Involvement of Cerebellum in Leigh Syndrome: Case report and review of literature
Publication date: Available online 19 May 2017 Source:Pediatric Neurology Author(s): Nitish Chourasia, Rahmat Adejumo, Rajan Patel, Mary Kay Koenig A 6 year old male with Leigh syndrome developed recurrent cerebellar involvement. The patient was diagnosed with Leigh syndrome at 2 years of age with bilateral basal ganglia lesions on brain magnetic resonance imaging (MRI). Genetic testing confirmed a diagnosis of Leigh syndrome secondary to a homoplasmic mitochondrial DNA mutation (m.9176T>C). The patient experienced regressive episodes (ages 5, and 6 years).
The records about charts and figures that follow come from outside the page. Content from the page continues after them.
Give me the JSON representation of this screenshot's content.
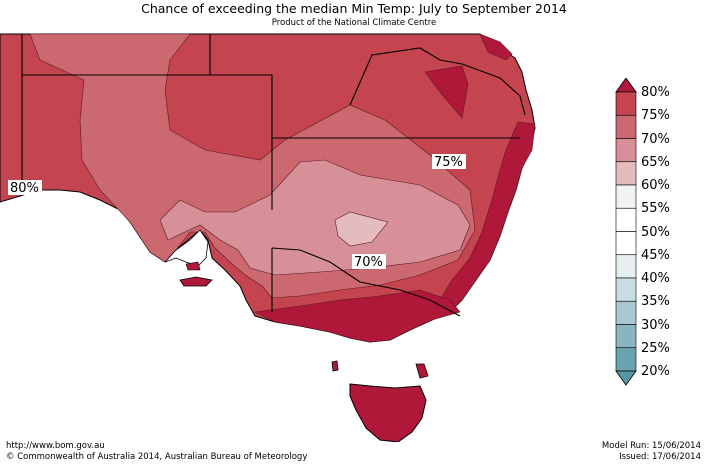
{
  "header": {
    "title": "Chance of exceeding the median Min Temp: July to September 2014",
    "subtitle": "Product of the National Climate Centre"
  },
  "map": {
    "region_labels": [
      "80%",
      "75%",
      "70%"
    ],
    "colors": {
      "c80": "#b0183a",
      "c75": "#c4454f",
      "c70": "#cc6870",
      "c65": "#d79097",
      "c60": "#e4bcc0",
      "c55": "#f2f2f2",
      "c50": "#ffffff",
      "c45": "#e6eef0",
      "c40": "#c7dde1",
      "c35": "#a8c8cf",
      "c30": "#88b5bf",
      "c25": "#6aa3b0",
      "c20": "#5597a6",
      "ocean": "#ffffff"
    }
  },
  "legend": {
    "labels": [
      "80%",
      "75%",
      "70%",
      "65%",
      "60%",
      "55%",
      "50%",
      "45%",
      "40%",
      "35%",
      "30%",
      "25%",
      "20%"
    ]
  },
  "footer": {
    "url": "http://www.bom.gov.au",
    "copyright": "©  Commonwealth of Australia 2014, Australian Bureau of Meteorology",
    "model_run": "Model Run: 15/06/2014",
    "issued": "Issued: 17/06/2014"
  }
}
All the regressive episodes had a similar presentation with worsening of baseline ataxia and dysarthria. The first episode mimicked infectious cerebellitis, with elevated cerebral spinal fluid (CSF) protein and white blood cell count. No organisms were isolated from the CSF/blood during any of the regressive episodes. Brain MRI consistently showed cerebellar lesions, however cerebellar spectroscopy during the second episode found: an elevated lactate peak, a decrease of the N-acetylaspartate peak, and elevation of the choline peak; consistent with an acute exacerbation of Leigh syndrome. We therefore hypothesize that, although rare, Leigh syndrome can present primarily with involvement of the cerebellum and should be considered in the differential diagnosis for acute cerebellitis.